Aon reported third quarter revenue of $2.3 billion, an increase of 6 percent from the $2.2 billion reported for the same period last year.
This increase was driven primarily by a 3 percent increase related to acquisitions, net of divestitures, 2 percent organic revenue growth, and a 1 percent favorable impact from foreign currency translation, Aon said.
Net income attributable to Aon shareholders was $185 million, or $0.72 per share, a 42 percent drop from $319 million, or $1.18 per share, reported during the prior year period.
Total operating expenses in the third quarter increased 13 percent to $2.1 billion, compared to $1.8 billion during the prior year period. The operating expenses’ figure included restructuring costs of $102 million in the third quarter, primarily driven by workforce reductions, IT rationalization, and other separation costs.
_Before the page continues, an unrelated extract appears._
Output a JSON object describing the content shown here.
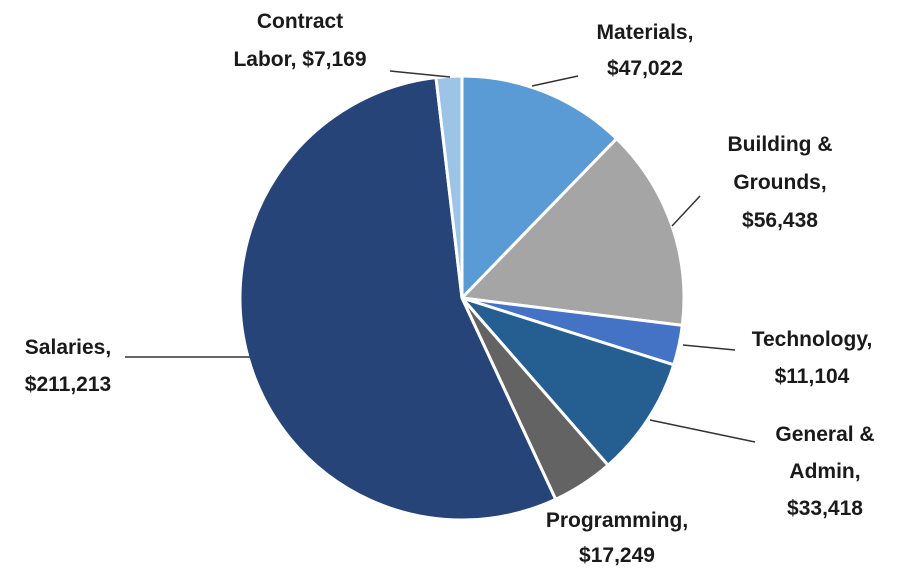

Other earnings highlights include:
Revenue for the company’s Commercial Risk Solutions unit increased by 4 percent during the third quarter to $917 million, compared with $884 million for Q3 2017.
Revenue for Reinsurance Solutions increased by 8 percent to $355 million, compared with $329 million for Q3 2017.
Revenue for Retirement Solutions increased by 5 percent to $491 million, compared with $466 million for Q3 2017.
Revenue for Health Solutions increased by 11 percent to $293 million, compared with $265 million for the same period last year.
Data & Analytic Services increased by 11 percent to $289 million, compared with $260 million last year.
“Our results for the quarter reflect strong organic revenue growth in our reinsurance business, 170 basis points of adjusted operating margin improvement, and 18 percent adjusted earnings per share growth, highlighting increased operating leverage in our Aon United operating model and effective capital management with the repurchase of $750 million of shares in the quarter.” said Greg Case, president and chief executive Officer.
“Looking forward, we expect a strong finish to the year as we head into our seasonally strongest quarter,” added Case, who said the broker is on track “to exceed $7.97 adjusted earnings per share in 2018 and deliver double-digit free cash flow growth over the long-term.”